104. Com referência à atividade processual dos interessados, este Tribunal constata que
surge das alegações e dos elementos probatórios apresentados que estes impulsionaram o
processo e intervieram no que lhes correspondia. Mais especificamente, este Tribunal
constata que os interessados solicitaram ser parte civil no processo, a inaplicação da lei de
anistia, a reabertura do processo penal, a nulidade da sentença condenatória referente à
reparação civil e, em várias ocasiões, que fosse atualizada a ordem de prisão do réu.
105. Em relação ao terceiro elemento, a Corte efetuará sua análise nos parágrafos
seguintes (pars. 106 a 121 infra). No que se refere ao quarto elemento, a saber, o grau de
uma potencial afetação à situação jurídica das pessoas envolvidas no processo pela duração
deste, este Tribunal considera que não foram apresentados pela Comissão e pelos
representantes elementos que permitissem concluir que poderia ter gerado uma afetação
relevante à situação jurídica das pessoas ou razões pelas quais deveria se ter dado uma
especial celeridade a este processo.
106. Com relação à conduta das autoridades, este Tribunal constata que surge da prova
que vários elementos podem ter influenciado na duração do processo penal seguido contra o
responsável: i) os aspectos relacionados com a duração referente à abertura da instrução; ii)
os aspectos relacionados com a determinação do juiz competente, levando em consideração
que por aproximadamente um ano o caso era conhecido por duas jurisdições distintas (a
ordinária e a militar); iii) em várias oportunidades o promotor solicitou ampliações dos prazos
para efetuar diligências de investigação, os quais foram outorgados, salvo em uma ocasião; iv)
o arquivamento do caso pela aplicação da Lei de Anistia, que dilatou, por um período
aproximado de 7 anos, o desenvolvimento do processo; v) a prisão efetiva do responsável; e
vi) o tempo transcorrido para tornar efetivo o pagamento das reparações.
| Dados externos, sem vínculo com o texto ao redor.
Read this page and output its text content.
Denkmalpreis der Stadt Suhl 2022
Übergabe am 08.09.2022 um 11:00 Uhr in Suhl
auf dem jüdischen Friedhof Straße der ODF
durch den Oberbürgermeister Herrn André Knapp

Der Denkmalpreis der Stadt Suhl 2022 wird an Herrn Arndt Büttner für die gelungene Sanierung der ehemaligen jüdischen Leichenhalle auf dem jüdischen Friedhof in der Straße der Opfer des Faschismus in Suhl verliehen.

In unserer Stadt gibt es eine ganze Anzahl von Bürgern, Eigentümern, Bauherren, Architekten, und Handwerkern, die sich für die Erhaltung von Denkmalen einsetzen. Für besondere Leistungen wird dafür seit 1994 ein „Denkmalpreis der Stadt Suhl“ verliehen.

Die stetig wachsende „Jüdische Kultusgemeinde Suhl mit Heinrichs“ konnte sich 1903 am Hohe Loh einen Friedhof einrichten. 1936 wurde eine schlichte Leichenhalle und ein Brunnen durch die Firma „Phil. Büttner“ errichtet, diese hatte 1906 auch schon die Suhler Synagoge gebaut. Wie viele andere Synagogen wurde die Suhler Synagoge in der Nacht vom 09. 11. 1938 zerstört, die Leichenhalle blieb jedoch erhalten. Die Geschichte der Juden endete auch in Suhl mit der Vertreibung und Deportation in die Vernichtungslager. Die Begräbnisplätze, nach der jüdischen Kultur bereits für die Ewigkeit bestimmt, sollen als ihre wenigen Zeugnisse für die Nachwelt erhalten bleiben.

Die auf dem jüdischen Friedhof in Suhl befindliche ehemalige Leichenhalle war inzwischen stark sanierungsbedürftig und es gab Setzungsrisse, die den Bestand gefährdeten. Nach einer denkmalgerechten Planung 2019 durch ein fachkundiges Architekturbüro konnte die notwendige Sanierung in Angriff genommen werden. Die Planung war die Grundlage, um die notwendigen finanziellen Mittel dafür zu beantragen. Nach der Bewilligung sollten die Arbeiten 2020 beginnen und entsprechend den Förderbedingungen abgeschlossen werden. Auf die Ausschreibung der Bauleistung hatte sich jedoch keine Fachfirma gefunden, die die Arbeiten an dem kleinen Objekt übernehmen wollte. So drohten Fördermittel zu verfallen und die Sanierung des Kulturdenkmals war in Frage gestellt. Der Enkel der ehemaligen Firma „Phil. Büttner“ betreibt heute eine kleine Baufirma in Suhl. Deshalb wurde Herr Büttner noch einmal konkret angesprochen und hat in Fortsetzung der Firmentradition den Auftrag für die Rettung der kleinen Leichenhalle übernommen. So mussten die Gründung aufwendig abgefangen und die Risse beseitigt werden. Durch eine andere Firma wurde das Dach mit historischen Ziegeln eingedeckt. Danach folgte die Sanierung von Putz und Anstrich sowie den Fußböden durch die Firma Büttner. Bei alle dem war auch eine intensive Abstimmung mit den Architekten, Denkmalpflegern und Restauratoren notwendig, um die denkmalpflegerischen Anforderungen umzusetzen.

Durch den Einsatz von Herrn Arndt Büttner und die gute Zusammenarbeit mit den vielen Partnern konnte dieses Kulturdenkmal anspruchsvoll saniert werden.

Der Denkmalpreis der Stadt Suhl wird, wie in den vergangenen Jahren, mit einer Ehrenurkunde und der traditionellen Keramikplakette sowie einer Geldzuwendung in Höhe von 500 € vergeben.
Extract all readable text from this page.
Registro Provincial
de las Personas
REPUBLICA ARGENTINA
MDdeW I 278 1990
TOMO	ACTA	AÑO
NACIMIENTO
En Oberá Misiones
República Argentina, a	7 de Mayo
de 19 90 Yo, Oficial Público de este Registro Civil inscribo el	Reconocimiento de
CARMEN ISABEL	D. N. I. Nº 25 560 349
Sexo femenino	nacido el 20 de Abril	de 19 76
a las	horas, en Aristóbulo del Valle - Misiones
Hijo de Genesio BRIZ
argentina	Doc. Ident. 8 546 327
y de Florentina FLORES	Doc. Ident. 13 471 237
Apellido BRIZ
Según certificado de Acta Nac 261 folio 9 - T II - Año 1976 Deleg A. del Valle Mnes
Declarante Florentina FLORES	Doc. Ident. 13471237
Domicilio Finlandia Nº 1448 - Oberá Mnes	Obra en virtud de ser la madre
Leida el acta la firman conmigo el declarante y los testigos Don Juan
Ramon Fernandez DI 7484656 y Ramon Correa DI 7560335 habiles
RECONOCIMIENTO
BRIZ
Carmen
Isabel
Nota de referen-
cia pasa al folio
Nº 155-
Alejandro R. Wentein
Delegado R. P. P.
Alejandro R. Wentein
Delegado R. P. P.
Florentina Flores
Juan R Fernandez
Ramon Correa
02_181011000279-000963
Em seguida, a Corte
referir-se-á a cada um destes elementos na ordem estabelecida anteriormente.
i) Sobre a abertura da instrução penal
107. A Corte nota que consta do expediente que a Promotoria Geral da Nação havia
recebido a denúncia da Coordenadora Nacional dos Direitos Humanos em 12 de agosto de
1994 e que em 2 de novembro de 1994, o Promotor Provincial formulou uma denúncia penal
perante o 27° Juizado Penal de Lima contra o acusado. Posteriormente, no dia 25 do mesmo
mês e ano, o referido Juizado abriu uma instrução. Do anterior, depreende-se que houve uma
demora na abertura da instrução penal de mais de três meses que não se consideraria per se
como uma quebra do prazo razoável. Ademais, consta da prova que foram realizadas
diligências nesse período.
ii) Sobre o juiz competente e a jurisdição militar
108. Em 10 de agosto de 1994, foi apresentada uma denúncia referente aos
acontecimentos ao Coronel Presidente do Conselho de Guerra, e em 12 de agosto de 1994, a
Promotoria Geral da Nação recebeu uma denúncia da CNDDHH (par. 39 supra).